Ее мышцы напряглись, когда вместо того, чтобы прислушаться к ее предупреждению, мана фигуры, сидящей за решеткой ее камеры, увеличилась еще сильнее. Голос в ее затылке убеждал ее не причинять вреда этой фигуре, говоря ей, что она каким-то образом чрезвычайно важна для нее… но прямо сейчас все, что она могла видеть, все ее инстинкты говорили ей, что это было вторгся в ее владения, сжигая свою ману в откровенной провокации.

Она молча прошла вперед; ее массивное тело скользило вперед без звука. Лишь легкий звон ее цепей свидетельствовал о том, что она движется.

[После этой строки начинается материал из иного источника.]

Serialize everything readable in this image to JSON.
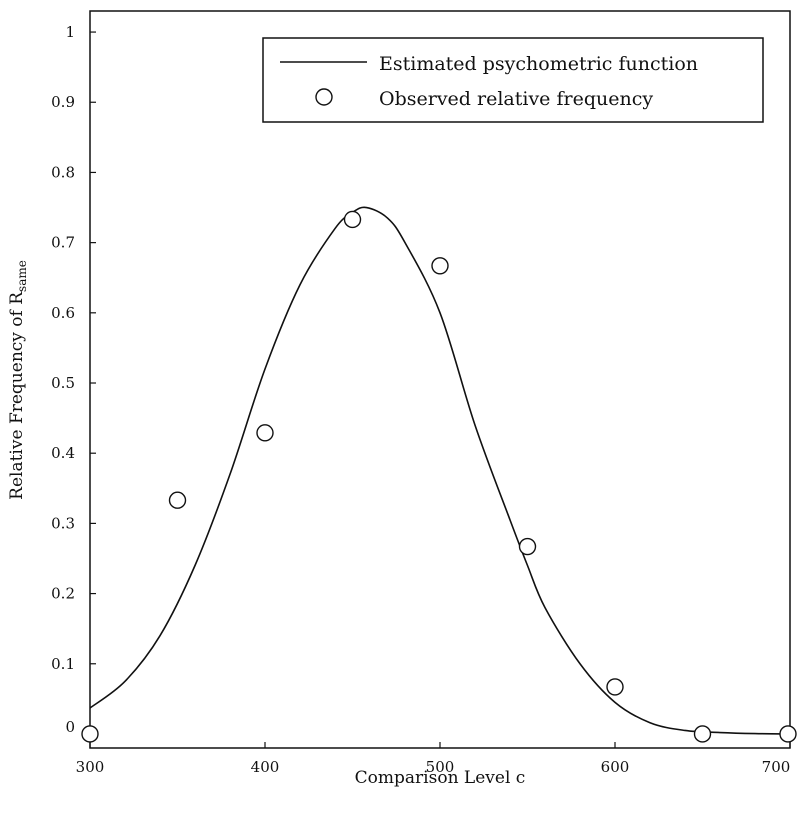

Достигнув конца своей привязи, она вытянула одну лапу из-под прутьев, вытянутые когти блеснули в тусклом свете, проникающем сквозь края двери.

Внезапно глаза Фобоса резко распахнулись, и вместо обычного желтого цвета они стали угольно-черными. — Извините, — прошептала она, когда с резким лязгом лебедка, прикрепленная к цепям, ожила, сматывая их.

Мать Фобоса взвыла от гнева, когда ее рвануло назад и потащило за цепи в дальний конец комнаты. Как бы сильно она ни боролась, без маны ее земной силы было недостаточно, чтобы сломать растяжимый металл. Цепи не ослабевали, стягиваясь все сильнее и сильнее, пока не стали достаточно сильно прижиматься к ее коже, чтобы активировать Барьер мягким белым свечением.

Оковы уже истощили ее ману до чрезвычайно низкого уровня, и теперь Барьер становился все тусклее и тусклее, поскольку последние остатки ее маны были высосаны из нее вместе с последней божественной силой Виты. С последней мерцающей белизной Барьер исчез, и без защиты цепи болезненно впились ей в кожу.

Лебедка тут же отключилась, и давление уменьшилось, позволив ей безвольно рухнуть на землю. Лишенная маны, она парила на краю сознания, пока ее тело медленно превращалось обратно в форму Бестии.

Внезапно яркий свет залил всю комнату, когда бездымные факелы в четырех углах вспыхнули, отбрасывая резкие тени повсюду.

Краем глаза она увидела несколько приближающихся к ней темных фигур. Моргая слезящимися глазами от неожиданного света, она пыталась заставить себя разглядеть их черты, но все, что ей удавалось, это впечатление, что все эти фигуры были похожи на ее дочь… если, то есть, ее дочь была полностью составлена ​​из тени.

Как только первая из фигур ступила на ее тень, она погрузилась в нее, бесследно исчезнув.

Ясность наполнила ее разум, когда фигура появилась в ее бесплодном разуме и разлетелась на части, наполнив его призрачной маной. Когда усталость, затуманившая ее мысли, отступила, как отлив, она попыталась с трудом принять сидячее положение, но сдалась, когда поняла, что ее тело не слушается.

Вторая фигура вошла в ее тень, а сквозь нее — в ее разум. Он лопнул так же, как воздушный шар, наполненный водой, омывая ее разум очередной волной маны.

Мышцы были как вода, и ей удалось перевернуться на спину только после больших усилий. Глядя в потолок, она задыхалась, прослеживая естественные узоры камня глазами, пока фигура за фигурой появлялись в ее разуме и сдавались, чтобы очистить его от влияния Виты.

Двойные дорожки слез струились по уголкам ее глаз и по бокам лица.

«Мужик, — думала она, и в сердце ее наполняла смесь гордости и печали, — наша дочь выросла. Вы бы гордились.